Tamagoyaki dashi — c'est finalement ce qui reste le plus en mémoire

Comme une seule assiette de soba semblait un peu insuffisante, j'ai commandé un tamagoyaki dashi en accompagnement. Finalement, ce choix s'est avéré être le point fort du repas. Deux épaisse tranches sont arrivées dans une assiette bleue, et quand on appuie dessus avec les baguettes, du bouillon s'en échappe. Ce n'est pas un tamagoyaki sucré à la sucre, mais c'est clairement le goût du bouillon dashi qui domine. C'est servi tiède plutôt que chaud, et au début j'ai pensé que c'était froid, mais en le mangeant, j'ai compris que cette température permet au parfum du dashi de vraiment ressortir.

Deux épaisses tranches de tamagoyaki dashi dans une assiette bleue avec du momiji oroshi au piment, et du radis râpé blanc dans une assiette blanche à côté
Tamagoyaki dashi dont le bouillon s'échappe. Le amas orange à gauche est du momiji oroshi mélangé avec du piment.

La masse orange placée à gauche de l'assiette est du momiji oroshi, du radis râpé mélangé avec du piment. Au début, j'ai pensé que c'était juste de la décoration et je ne l'ai pas touché, mais en le mettant sur le tamagoyaki, le goût piquant du radis nettoie l'onctuosité mieux que le piment. À côté, il y a une assiette blanche avec du radis blanc râpé sans piment. Si on le mélange à la sauce du soba, le goût salé devient bien plus doux. J'aurais aimé découvrir cette combinaison un peu plus tôt, après avoir fini ma première tranche.

L'apparence du restaurant et comment le trouver

Il y a trois signes pour reconnaître ce restaurant dans la ruelle. Sous l'avant-toit pend une lanterne en bois avec « 更科堀井 そば » écrit verticalement, et sur l'auvent se trouve « 更科堀井 総本家 » en lettres dorées en bois. À l'entrée pend un noren blanc. La vitrine affiche des modèles de plats avec soba et tempura, donc même si vous ne lisez pas le japonais, vous saurez immédiatement ce qu'on y vend. Avec les plantes tropicales et les arbres de rue devant le restaurant, l'établissement n'est pas aussi visible qu'on pourrait s'y attendre, alors je vous conseille de marcher la carte ouverte en cherchant le premier étage du bâtiment en briques rouges.

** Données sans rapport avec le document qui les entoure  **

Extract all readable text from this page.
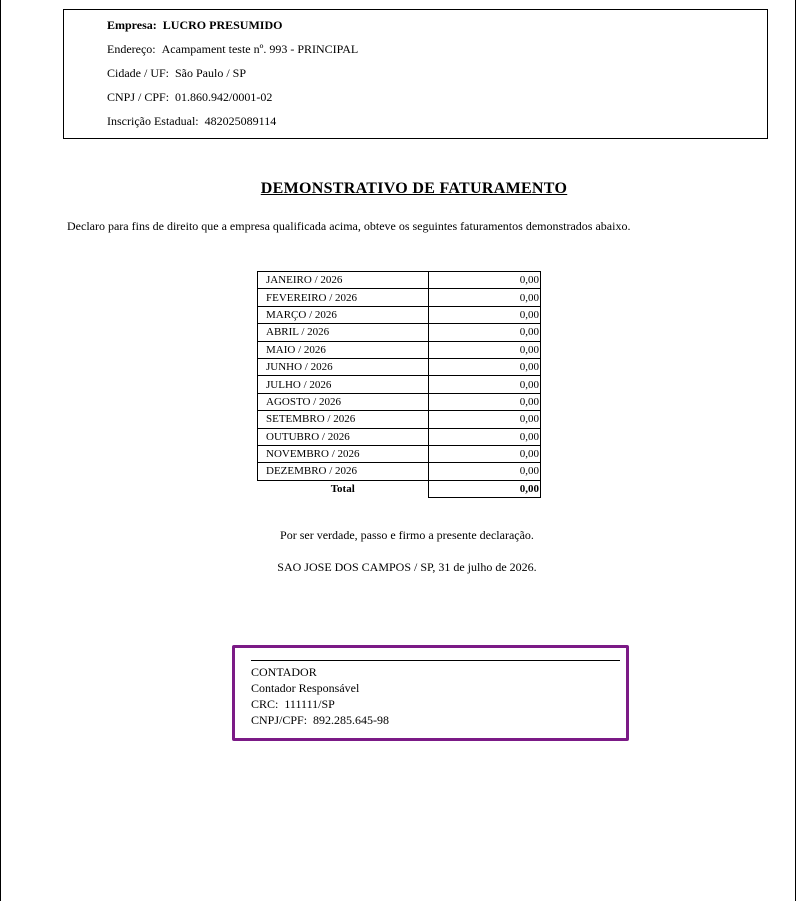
Empresa: LUCRO PRESUMIDO
Endereço: Acampament teste nº. 993 - PRINCIPAL
Cidade / UF: São Paulo / SP
CNPJ / CPF: 01.860.942/0001-02
Inscrição Estadual: 482025089114
DEMONSTRATIVO DE FATURAMENTO
Declaro para fins de direito que a empresa qualificada acima, obteve os seguintes faturamentos demonstrados abaixo.
JANEIRO / 2026	0,00
FEVEREIRO / 2026	0,00
MARÇO / 2026	0,00
ABRIL / 2026	0,00
MAIO / 2026	0,00
JUNHO / 2026	0,00
JULHO / 2026	0,00
AGOSTO / 2026	0,00
SETEMBRO / 2026	0,00
OUTUBRO / 2026	0,00
NOVEMBRO / 2026	0,00
DEZEMBRO / 2026	0,00
Total	0,00
Por ser verdade, passo e firmo a presente declaração.
SAO JOSE DOS CAMPOS / SP, 31 de julho de 2026.
CONTADOR
Contador Responsável
CRC: 111111/SP
CNPJ/CPF: 892.285.645-98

Façade du Sarashina Horii Sohonke au premier étage d'un bâtiment en briques rouges dans une ruelle d'Azabu-Juban, avec la lanterne en bois et le noren blanc, la vitrine avec les modèles de plats, et des piétons passant devant
Façade du Sarashina Horii Sohonke dans la ruelle d'Azabu-Juban. Les lettres dorées de l'auvent et la lanterne sous l'avant-toit sont les repères.

C'est à distance de marche de la gare Azabu-Juban sur les lignes Namboku et Oedo du métro de Tokyo. La ruelle est plate, donc ce n'est pas fatigant même si vous avez des bagages. L'épingle sur la carte ci-dessous marque l'endroit où j'ai pris les photos.

Bon à savoir avant la visite

En écartant le noren en partant, j'ai pensé que ce restaurant n'était pas un endroit pour remplir son estomac. Un bol de nouilles blanches et deux tranches de tamagoyaki, un morceau de radis. Un repas qui se termine en trente minutes, et pourtant en remontant la ruelle d'Azabu-Juban, le parfum du dashi restait encore en bouche.